For that reason I have to go along with Miguel Cabrera as the American League's Most Valuable Player for the 2012 campaign. He was tops in the sexy categories and tops in the category (OPS) that is best measure of how good a player is at the plate.

Mike Trout may have made the Angels better than they would have been otherwise, but statistics such as WAR and defensive stats are far too subjective and far too dependent on contingency than OPS. The point of Sabermetrics (and Billy Beane's "moneyball") was to get rid of the subjectivity in baseball and to base decisions on cold, hard, objective numbers.

By that measure, Miguel Cabrera deserves to take home the MVP trophy.

Friday, October 5, 2012

Twiddle-dee and Twiddle-dum

Forget what you read in the papers or saw on the tube, the real winners from Wednesday's "debate" were Barack Romney and Mitt Obama. They were able to prevent any independent voices from appearing on the stage in Denver as they held their little soundbite-a-thon.

Both candidates deftly avoided talking about the plight of the poor (and the working poor) during the telecast. Mr. Obama raised his not-so populist flag as the champions of the amorphous and undefined middle class. He was concerned with how taxes and healthcare and education and social security would affect the nebulous middle class.

He never once raised Mr. Romney's comment about writing off 47% of the voting population because, well, to put it bluntly, he doesn't give a fuck about them either. They're certainly not the folks who are writing the big checks to the campaign.

As for Mr. Romney, his continued insistence that the market is the best regulator of health care and that the market will provide the means for reducing costs would be comical if people weren't buying it hook, line and sinker. You see, Mr. Romney, the market is what has allowed the cost of health care to escalate at a faster pace than the rate of inflation. To make the claim, with what passes for a straight face, that if we would just leave the market alone the cost of health care would fall to reasonable levels is quite the feat.

Neither man challenged the assumption that defense spending should be cut back significantly. While Mr. Romney calls for cutting every part of the budget except for defense, Mr. Obama is so scared of being labeled "soft" on defense that he refuses to consider serious cuts to the Pentagon's budget. If you want to cut the deficit - just slash the defense budget by 50%. Problem solved.

Neither candidate wanted to talk about the National Defense Authorization Act (and Jim Lehrer wasn't about to ask hard questions). Neither spoke out against the provisions allowing for indefinite detention for American citizens. Neither candidate spoke out about illegal wiretapping and domestic surveillance by the government. Despite a persistently high unemployment rate, neither candidate spoke of using federal dollars to revive the jobs programs of the New Deal.

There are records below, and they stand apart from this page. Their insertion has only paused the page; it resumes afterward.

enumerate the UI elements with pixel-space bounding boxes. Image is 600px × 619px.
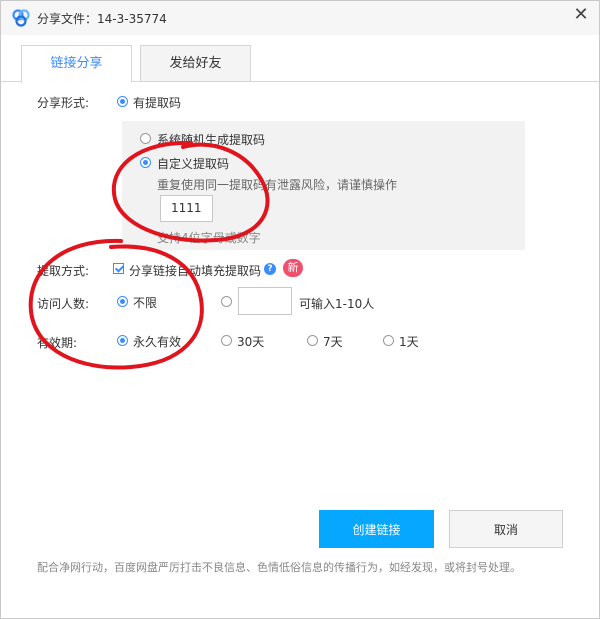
radio-visitors-unlimited[interactable] xyxy=(117,296,128,307)
radio-random-code[interactable] xyxy=(140,133,151,144)
radio-validity-1d[interactable] xyxy=(383,335,394,346)
visitor-limit-hint: 可输入1-10人 xyxy=(299,297,375,311)
share-dialog: 分享文件：14-3-35774 ✕ 链接分享 发给好友 分享形式: 有提取码 系… xyxy=(0,0,600,619)
radio-validity-1d-label: 1天 xyxy=(399,335,419,349)
tab-link-share[interactable]: 链接分享 xyxy=(21,45,132,83)
radio-with-code[interactable] xyxy=(117,96,128,107)
baidu-netdisk-logo-icon xyxy=(12,9,30,27)
code-warning-text: 重复使用同一提取码有泄露风险，请谨慎操作 xyxy=(157,178,398,192)
radio-random-code-label: 系统随机生成提取码 xyxy=(157,133,266,147)
radio-validity-7d-label: 7天 xyxy=(323,335,343,349)
help-icon[interactable]: ? xyxy=(264,263,276,275)
cancel-button[interactable]: 取消 xyxy=(449,510,563,548)
validity-label: 有效期: xyxy=(37,336,78,350)
visitor-count-label: 访问人数: xyxy=(37,297,90,311)
autofill-code-checkbox[interactable] xyxy=(113,263,124,274)
autofill-code-label: 分享链接自动填充提取码 xyxy=(129,264,262,278)
footer-notice: 配合净网行动，百度网盘严厉打击不良信息、色情低俗信息的传播行为，如经发现，或将封… xyxy=(37,561,521,574)
radio-validity-permanent-label: 永久有效 xyxy=(133,335,182,349)
new-badge: 新 xyxy=(283,259,303,277)
radio-visitors-limited[interactable] xyxy=(221,296,232,307)
radio-validity-30d-label: 30天 xyxy=(237,335,265,349)
radio-custom-code[interactable] xyxy=(140,157,151,168)
radio-with-code-label: 有提取码 xyxy=(133,96,182,110)
radio-validity-permanent[interactable] xyxy=(117,335,128,346)
tab-bar: 链接分享 发给好友 xyxy=(1,45,599,83)
create-link-button[interactable]: 创建链接 xyxy=(319,510,434,548)
tab-send-to-friend[interactable]: 发给好友 xyxy=(140,45,251,82)
visitor-limit-input[interactable] xyxy=(238,287,292,315)
extract-method-label: 提取方式: xyxy=(37,264,90,278)
radio-custom-code-label: 自定义提取码 xyxy=(157,157,230,171)
title-bar: 分享文件：14-3-35774 ✕ xyxy=(1,1,599,35)
radio-visitors-unlimited-label: 不限 xyxy=(133,296,158,310)
window-title: 分享文件：14-3-35774 xyxy=(37,12,167,26)
custom-code-input[interactable]: 1111 xyxy=(160,195,213,222)
share-form-label: 分享形式: xyxy=(37,96,90,110)
radio-validity-30d[interactable] xyxy=(221,335,232,346)
close-button[interactable]: ✕ xyxy=(571,5,591,25)
code-hint-text: 支持4位字母或数字 xyxy=(157,231,261,245)
radio-validity-7d[interactable] xyxy=(307,335,318,346)
close-icon: ✕ xyxy=(573,4,589,25)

Of course, had you watched, or listened to, Democracy Now!'s expanded coverage of the debate, you would have heard from the Green Party's candidate, Jill Stein, and the Justice Party's candidate, Rocky Anderson, answer the same questions asked of Obama and Romney. You would have heard two people talking about the real problems that face this country and not just the talking points handed out by the political operatives. You would have heard a discussion about health care and the single payer plan. You would have heard the candidates discussing the NDAA and its implications. You would have heard two candidates who haven't been bought by the corporate interests.

But most folks didn't because they have been socialized that the Republicrats and Democans, the Twiddle-dee and Twiddle-dum of the political world, are the only way to go. Part of the reason we are in this mess is because we have entrusted our future to two political organizations that care about nothing more than preserving their power and privilege in Washington.